I went through the threads in the thread dump: there are no threads in BLOCKED state. I found some LinkedBlockingQueue calls in thread stacks of threads blocking-io-dispatcher-x. They’re all in thread state TIMED_WAITING (parking). Here is such a stack:
"SELServer-akka.blocking-io-dispatcher-83968" #90435 prio=5 os_prio=0 cpu=244.86ms elapsed=1988.75s tid=0x61a5ac00 nid=0x31d1 waiting on condition [0x5c1be000]
java.lang.Thread.State: TIMED_WAITING (parking)
at jdk.internal.misc.Unsafe.park(java.base@11.0.2-BellSoft/Native Method)
- parking to wait for <0x69ce81e8> (a java.util.concurrent.locks.AbstractQueuedSynchronizer$ConditionObject)
at java.util.concurrent.locks.LockSupport.parkNanos(java.base@11.0.2-BellSoft/LockSupport.java:234)
at java.util.concurrent.locks.AbstractQueuedSynchronizer$ConditionObject.awaitNanos(java.base@11.0.2-BellSoft/AbstractQueuedSynchronizer.java:2123)
at java.util.concurrent.LinkedBlockingQueue.poll(java.base@11.0.2-BellSoft/LinkedBlockingQueue.java:458)
at java.util.concurrent.ThreadPoolExecutor.getTask(java.base@11.0.2-BellSoft/ThreadPoolExecutor.java:1053)
at java.util.concurrent.ThreadPoolExecutor.runWorker(java.base@11.0.2-BellSoft/ThreadPoolExecutor.java:1114)
at java.util.concurrent.ThreadPoolExecutor$Worker.run(java.base@11.0.2-BellSoft/ThreadPoolExecutor.java:628)
at java.lang.Thread.run(java.base@11.0.2-BellSoft/Thread.java:834)
In addition there are some ManagedArrayBlockingQueue calls in thread stacks of threads slick.db-x. They’re all in thread state TIMED_WAITING (parking). Here is such a stack:
"slick.db-1" #60 daemon prio=5 os_prio=0 cpu=38654757.29ms elapsed=262856.04s tid=0x00922400 nid=0x184e waiting on condition [0x5d7a0000]
java.lang.Thread.State: WAITING (parking)
at jdk.internal.misc.Unsafe.park(java.base@11.0.2-BellSoft/Native Method)
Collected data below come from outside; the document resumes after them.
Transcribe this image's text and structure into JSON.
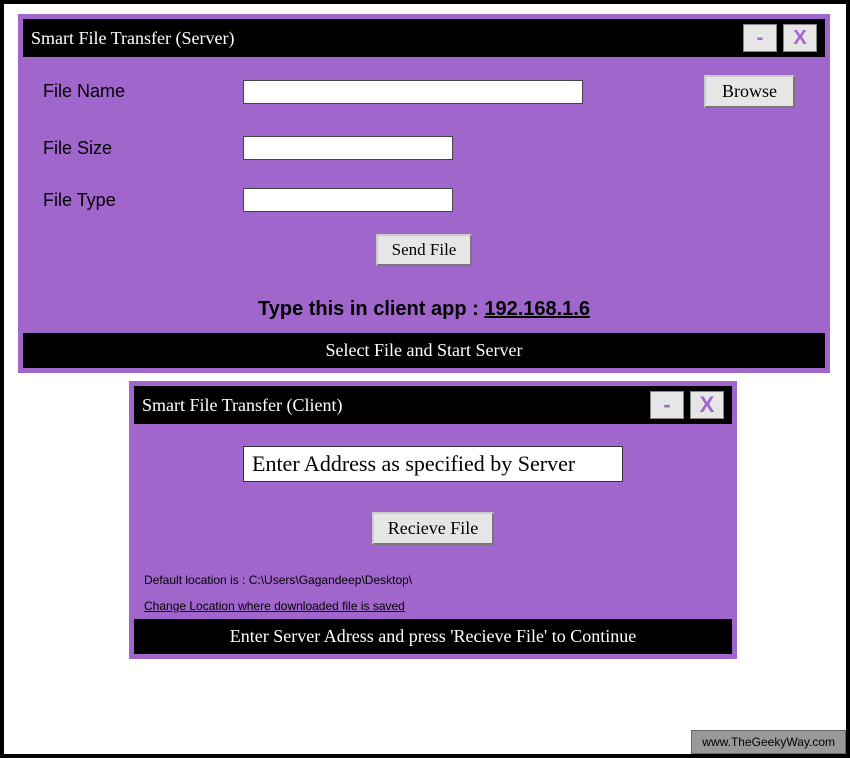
{
  "server": {
    "title": "Smart File Transfer (Server)",
    "minimize": "-",
    "close": "X",
    "labels": {
      "filename": "File Name",
      "filesize": "File Size",
      "filetype": "File Type"
    },
    "values": {
      "filename": "",
      "filesize": "",
      "filetype": ""
    },
    "browse": "Browse",
    "send": "Send File",
    "ip_prompt": "Type this in client app : ",
    "ip": "192.168.1.6",
    "status": "Select File and Start Server"
  },
  "client": {
    "title": "Smart File Transfer (Client)",
    "minimize": "-",
    "close": "X",
    "address_value": "Enter Address as specified by Server",
    "receive": "Recieve File",
    "default_location": "Default location is : C:\\Users\\Gagandeep\\Desktop\\",
    "change_location": "Change Location where downloaded file is saved ",
    "status": "Enter Server Adress and press 'Recieve File' to Continue"
  },
  "watermark": "www.TheGeekyWay.com"
}
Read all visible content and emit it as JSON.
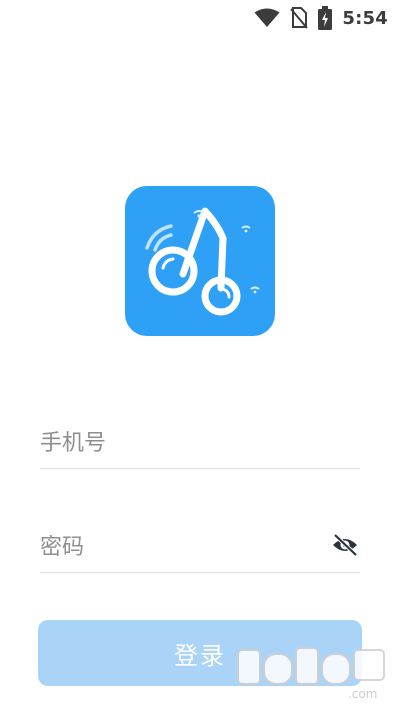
{
  "status_bar": {
    "time": "5:54",
    "icons": [
      "wifi-icon",
      "no-sim-icon",
      "battery-charging-icon"
    ]
  },
  "app": {
    "logo_icon": "music-note-app-icon",
    "brand_color": "#2ea0f5"
  },
  "login_form": {
    "phone": {
      "placeholder": "手机号",
      "value": ""
    },
    "password": {
      "placeholder": "密码",
      "value": "",
      "toggle_icon": "eye-off-icon"
    },
    "submit_label": "登录",
    "submit_color": "#a9d4f7"
  },
  "watermark": {
    "text": "k73.com"
  }
}
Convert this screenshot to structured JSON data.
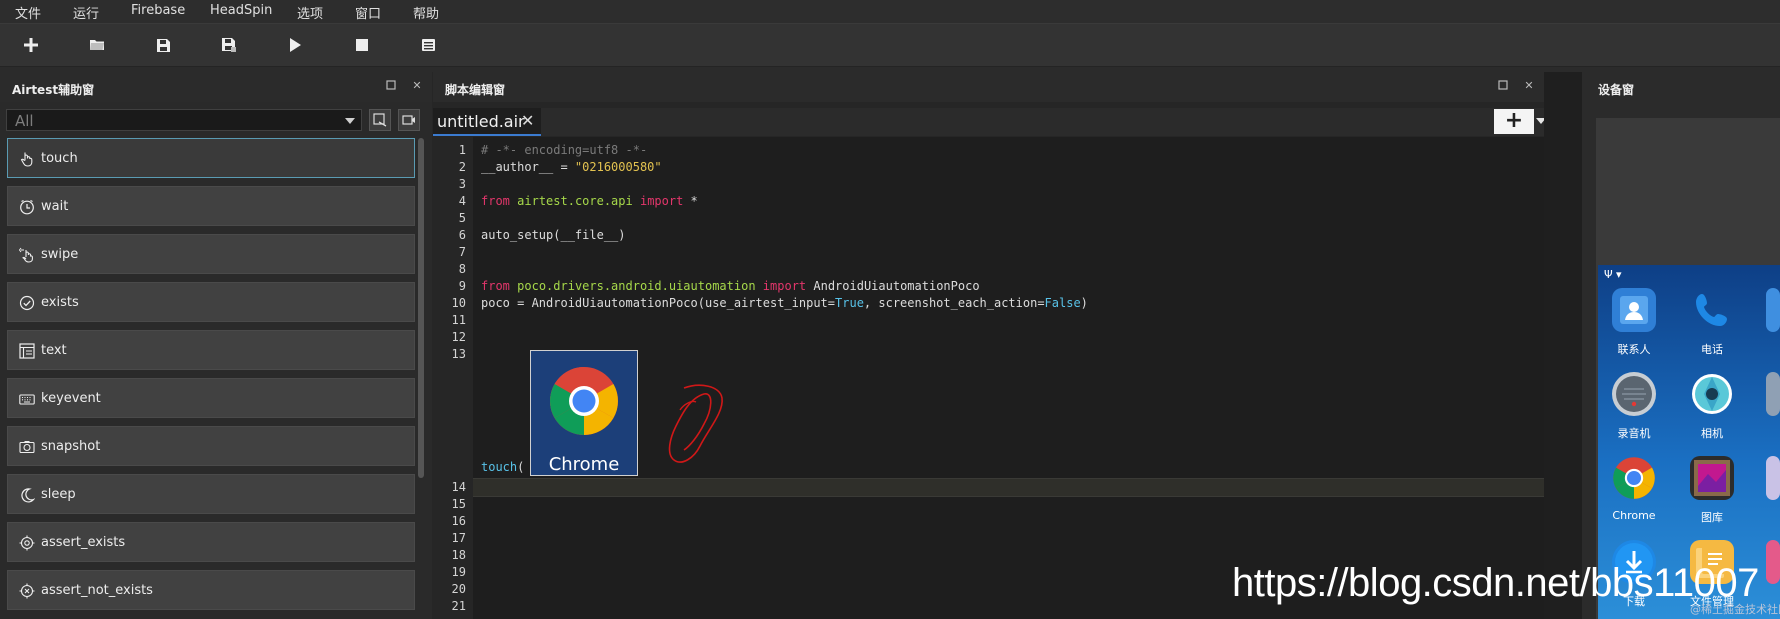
{
  "menubar": {
    "items": [
      "文件",
      "运行",
      "Firebase",
      "HeadSpin",
      "选项",
      "窗口",
      "帮助"
    ]
  },
  "toolbar": {
    "buttons": [
      "new-file-icon",
      "open-folder-icon",
      "save-icon",
      "save-as-icon",
      "run-icon",
      "stop-icon",
      "log-icon"
    ]
  },
  "assistant_panel": {
    "title": "Airtest辅助窗",
    "filter_value": "All",
    "api_buttons": [
      {
        "label": "touch",
        "icon": "hand-pointer-icon"
      },
      {
        "label": "wait",
        "icon": "clock-icon"
      },
      {
        "label": "swipe",
        "icon": "hand-swipe-icon"
      },
      {
        "label": "exists",
        "icon": "check-circle-icon"
      },
      {
        "label": "text",
        "icon": "text-box-icon"
      },
      {
        "label": "keyevent",
        "icon": "keyboard-icon"
      },
      {
        "label": "snapshot",
        "icon": "camera-icon"
      },
      {
        "label": "sleep",
        "icon": "moon-icon"
      },
      {
        "label": "assert_exists",
        "icon": "target-icon"
      },
      {
        "label": "assert_not_exists",
        "icon": "target-x-icon"
      }
    ]
  },
  "editor_panel": {
    "title": "脚本编辑窗",
    "tab_name": "untitled.air",
    "close_glyph": "✕",
    "new_tab_glyph": "+",
    "line_numbers": [
      "1",
      "2",
      "3",
      "4",
      "5",
      "6",
      "7",
      "8",
      "9",
      "10",
      "11",
      "12",
      "13",
      "14",
      "15",
      "16",
      "17",
      "18",
      "19",
      "20",
      "21"
    ],
    "code": {
      "line1": "# -*- encoding=utf8 -*-",
      "line2_var": "__author__ = ",
      "line2_str": "\"0216000580\"",
      "line4_from": "from",
      "line4_mod": "airtest.core.api",
      "line4_import": "import",
      "line4_rest": " *",
      "line6": "auto_setup(__file__)",
      "line9_from": "from",
      "line9_mod": "poco.drivers.android.uiautomation",
      "line9_import": "import",
      "line9_rest": " AndroidUiautomationPoco",
      "line10_a": "poco = AndroidUiautomationPoco(use_airtest_input=",
      "line10_true": "True",
      "line10_b": ", screenshot_each_action=",
      "line10_false": "False",
      "line10_c": ")",
      "line13_fn": "touch",
      "line13_open": "(",
      "line13_close": ")"
    },
    "image_thumbnail_caption": "Chrome"
  },
  "device_panel": {
    "title": "设备窗",
    "apps": [
      {
        "label": "联系人",
        "color": "#2f7fd6"
      },
      {
        "label": "电话",
        "color": "#1e88e5"
      },
      {
        "label": "录音机",
        "color": "#c7cdd3"
      },
      {
        "label": "相机",
        "color": "#5ac8d8"
      },
      {
        "label": "Chrome",
        "color": "#ffffff"
      },
      {
        "label": "图库",
        "color": "#8e44ad"
      },
      {
        "label": "下载",
        "color": "#1e88e5"
      },
      {
        "label": "文件管理",
        "color": "#f5b942"
      }
    ]
  },
  "watermark": {
    "text": "https://blog.csdn.net/bbs11007",
    "sub": "@稀土掘金技术社区"
  },
  "colors": {
    "keyword": "#e3366b",
    "string": "#e2c250",
    "module": "#a6d84a",
    "builtin": "#58c2e8",
    "active_border": "#5a9bb3",
    "tab_accent": "#3b7bd0"
  }
}
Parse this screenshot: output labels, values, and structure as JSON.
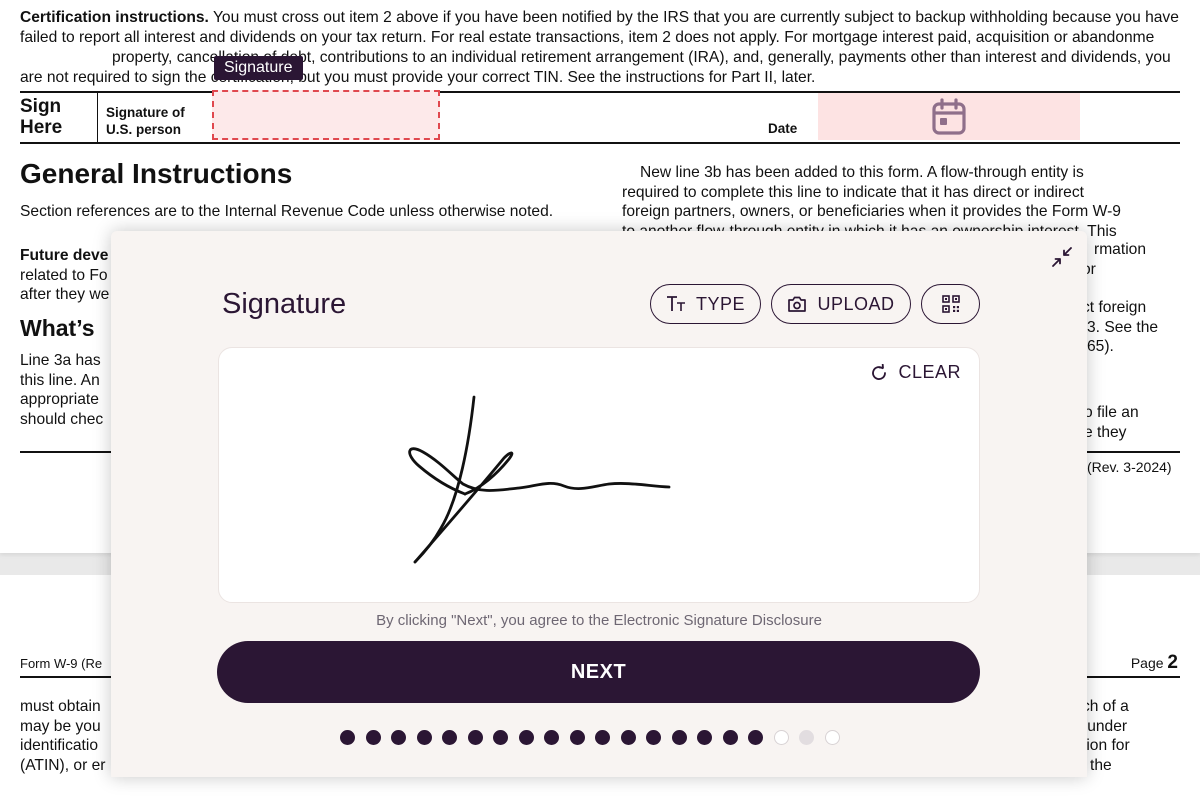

- parking to wait for <0x69fa9510> (a java.util.concurrent.locks.AbstractQueuedSynchronizer$ConditionObject)
at java.util.concurrent.locks.LockSupport.park(java.base@11.0.2-BellSoft/LockSupport.java:194)
at java.util.concurrent.locks.AbstractQueuedSynchronizer$ConditionObject.await(java.base@11.0.2-BellSoft/AbstractQueuedSynchronizer.java:2081)
at slick.util.ManagedArrayBlockingQueue.$anonfun$take$1(ManagedArrayBlockingQueue.scala:116)
at slick.util.ManagedArrayBlockingQueue$$Lambda$1894/0x5db03a28.apply(Unknown Source)
at slick.util.ManagedArrayBlockingQueue.lockedInterruptibly(ManagedArrayBlockingQueue.scala:206)
at slick.util.ManagedArrayBlockingQueue.take(ManagedArrayBlockingQueue.scala:115)
at slick.util.ManagedArrayBlockingQueue.take(ManagedArrayBlockingQueue.scala:17)
at java.util.concurrent.ThreadPoolExecutor.getTask(java.base@11.0.2-BellSoft/ThreadPoolExecutor.java:1054)
at java.util.concurrent.ThreadPoolExecutor.runWorker(java.base@11.0.2-BellSoft/ThreadPoolExecutor.java:1114)
at java.util.concurrent.ThreadPoolExecutor$Worker.run(java.base@11.0.2-BellSoft/ThreadPoolExecutor.java:628)
at java.lang.Thread.run(java.base@11.0.2-BellSoft/Thread.java:834)
The reason for huge numbers like 84632 after blocking-io-dispatcher was the usage of non-async MqttClient (eclipse paho). I implemmented an async version and put that appropriate actor to default-dispatcher. Now the huge numbers are gone and the system runs without the weird behaviour described above.
As already mentioned in the akka docs, try to prevent blocking ops where possible. Really do it.
Still I don’t understand why there was so much trouble with that blocking-io-dispatcher and how it could influence the system.